New Jersey imposes two taxes that can apply upon death. The estate tax was recently amended as part of the legislation that increased the gas tax. For individuals dying prior to January 1, 2017, the estate tax applies to estates with assets that exceed $675,000 in value. For individuals dying during calendar year 2017, the estate tax applies to estates with assets that exceed $2,000,000.  As part of the amended law, the estate tax will be abolished for individuals dying on or after January 1, 2018.

Although the estate tax is set to expire in 2018, the New Jersey inheritance tax remains unchanged.  The inheritance tax applied is based on who receives property after death.  The tax ranges from 0% for spouses, domestic partners, and lineal ancestors and descendants to a maximum of 16% for siblings, daughter-in-law, son-in-law or any other heir/beneficiary. Gifts of $499 or less are exempt from the inheritance tax.

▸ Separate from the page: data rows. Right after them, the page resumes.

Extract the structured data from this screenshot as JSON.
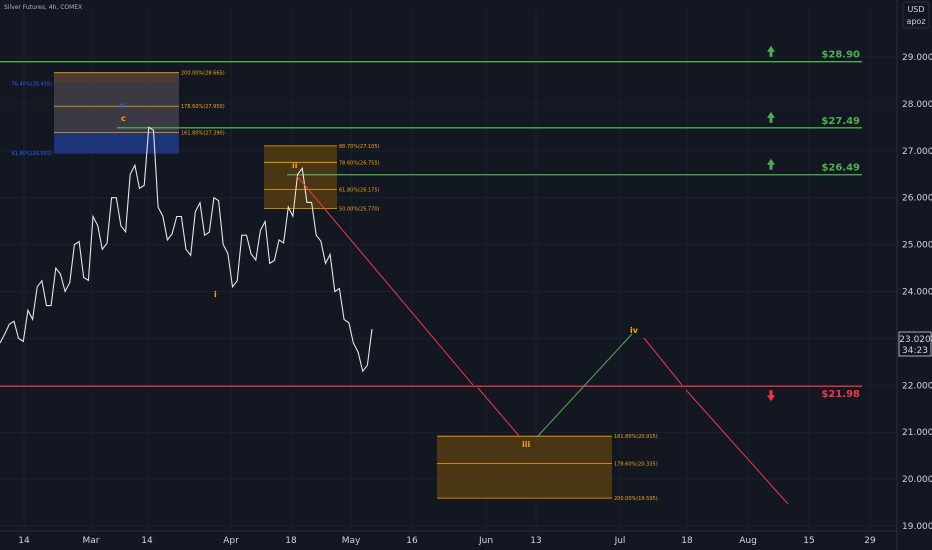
{
  "header": {
    "title": "Silver Futures, 4h, COMEX"
  },
  "currency": {
    "line1": "USD",
    "line2": "apoz"
  },
  "current": {
    "price": "23.020",
    "timer": "34:23"
  },
  "colors": {
    "bg": "#131722",
    "axis_text": "#d1d4dc",
    "green": "#4caf50",
    "red": "#f23645",
    "orange": "#f7a600",
    "blue": "#2962ff",
    "grid": "#1c2030"
  },
  "chart_data": {
    "type": "line",
    "ylim": [
      19.0,
      29.8
    ],
    "y_ticks": [
      "29.000",
      "28.000",
      "27.000",
      "26.000",
      "25.000",
      "24.000",
      "23.000",
      "22.000",
      "21.000",
      "20.000",
      "19.000"
    ],
    "x_ticks": [
      "14",
      "Mar",
      "14",
      "Apr",
      "18",
      "May",
      "16",
      "Jun",
      "13",
      "Jul",
      "18",
      "Aug",
      "15",
      "29"
    ],
    "levels": [
      {
        "value": 28.9,
        "label": "$28.90",
        "color": "#4caf50",
        "dir": "up"
      },
      {
        "value": 27.49,
        "label": "$27.49",
        "color": "#4caf50",
        "dir": "up"
      },
      {
        "value": 26.49,
        "label": "$26.49",
        "color": "#4caf50",
        "dir": "up"
      },
      {
        "value": 21.98,
        "label": "$21.98",
        "color": "#f23645",
        "dir": "down"
      }
    ],
    "fib_boxes": [
      {
        "top": 28.665,
        "bottom": 26.94,
        "lines": [
          {
            "value": 28.665,
            "label": "200.00%(28.665)"
          },
          {
            "value": 27.95,
            "label": "178.60%(27.950)"
          },
          {
            "value": 27.39,
            "label": "161.80%(27.390)"
          }
        ],
        "left_labels": [
          {
            "value": 28.435,
            "label": "76.40%(28.435)"
          },
          {
            "value": 26.955,
            "label": "61.80%(26.955)"
          }
        ]
      },
      {
        "top": 27.105,
        "bottom": 25.77,
        "lines": [
          {
            "value": 27.105,
            "label": "88.70%(27.105)"
          },
          {
            "value": 26.755,
            "label": "78.60%(26.755)"
          },
          {
            "value": 26.175,
            "label": "61.80%(26.175)"
          },
          {
            "value": 25.77,
            "label": "50.00%(25.770)"
          }
        ]
      },
      {
        "top": 20.915,
        "bottom": 19.595,
        "lines": [
          {
            "value": 20.915,
            "label": "161.80%(20.915)"
          },
          {
            "value": 20.335,
            "label": "178.60%(20.335)"
          },
          {
            "value": 19.595,
            "label": "200.00%(19.595)"
          }
        ]
      }
    ],
    "wave_labels": [
      "v",
      "c",
      "ii",
      "i",
      "iii",
      "iv"
    ],
    "price_series": [
      22.9,
      23.3,
      23.0,
      23.6,
      24.1,
      23.7,
      24.5,
      24.0,
      25.0,
      24.3,
      25.6,
      24.9,
      26.0,
      25.4,
      26.5,
      26.2,
      27.5,
      25.8,
      25.1,
      25.6,
      24.9,
      25.7,
      25.2,
      26.0,
      25.0,
      24.1,
      25.2,
      24.8,
      25.3,
      24.6,
      25.1,
      25.8,
      26.5,
      25.9,
      25.2,
      24.6,
      24.0,
      23.4,
      22.9,
      22.3,
      23.2
    ]
  }
}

New York imposes an estate tax based on the overall value of the estate. New York began increasing the exemption for estate for the fiscal year beginning on April 1, 2014. Due to New York’s fiscal year running from April 1 until March 30, the exclusion amount apply for decedents dying between April 1 and March 30 of the following year rather than on a calendar year basis. Until March 30, 2017, the exclusion amount from New York’s estate tax is $4,187,500.  On April 1, 2018, that moves to $5,250,000 and on January 1, 2019, the basic exclusion amount moves to be on par with the Federal exclusion. Importantly, New York phases out the exclusion if an estate exceeds the exclusion. If the estate is more than 105% of the exclusion, the entire estate is subject to New York estate tax.

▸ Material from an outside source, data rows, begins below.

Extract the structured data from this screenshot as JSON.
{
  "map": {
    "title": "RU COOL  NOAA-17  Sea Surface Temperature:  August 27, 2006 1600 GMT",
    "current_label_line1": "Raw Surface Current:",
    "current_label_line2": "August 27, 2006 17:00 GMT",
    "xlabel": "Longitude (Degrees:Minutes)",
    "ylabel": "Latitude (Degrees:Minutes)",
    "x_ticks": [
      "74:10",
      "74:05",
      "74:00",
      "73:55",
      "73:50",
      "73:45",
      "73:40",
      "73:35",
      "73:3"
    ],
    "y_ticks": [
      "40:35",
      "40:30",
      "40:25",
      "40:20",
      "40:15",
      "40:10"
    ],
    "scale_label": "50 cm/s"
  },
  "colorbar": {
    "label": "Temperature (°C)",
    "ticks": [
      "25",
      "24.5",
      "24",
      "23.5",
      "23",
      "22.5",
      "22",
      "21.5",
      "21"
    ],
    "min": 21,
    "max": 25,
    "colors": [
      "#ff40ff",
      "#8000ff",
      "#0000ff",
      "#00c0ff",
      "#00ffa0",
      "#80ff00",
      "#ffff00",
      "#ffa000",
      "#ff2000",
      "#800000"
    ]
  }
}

Pennsylvania imposes an inheritance tax that applies to estates at rates that depend on who is receiving property from the estate. The rates are 0% for property left to a surviving spouse (or charitable entities), 4.5% for property left to lineal descendants (children, grandchildren), 12% for property left to siblings, and 15% for property left to any other heir/beneficiary.

The Federal estate tax applies to estates with total assets that exceed $5,490,000 for individuals who pass away in 2017. This allows a married couple with assets up to $10,980,000 can be passed to beneficiaries free of Federal estate tax with a properly structured estate plan. The exclusion in 2016 was $5,450,000.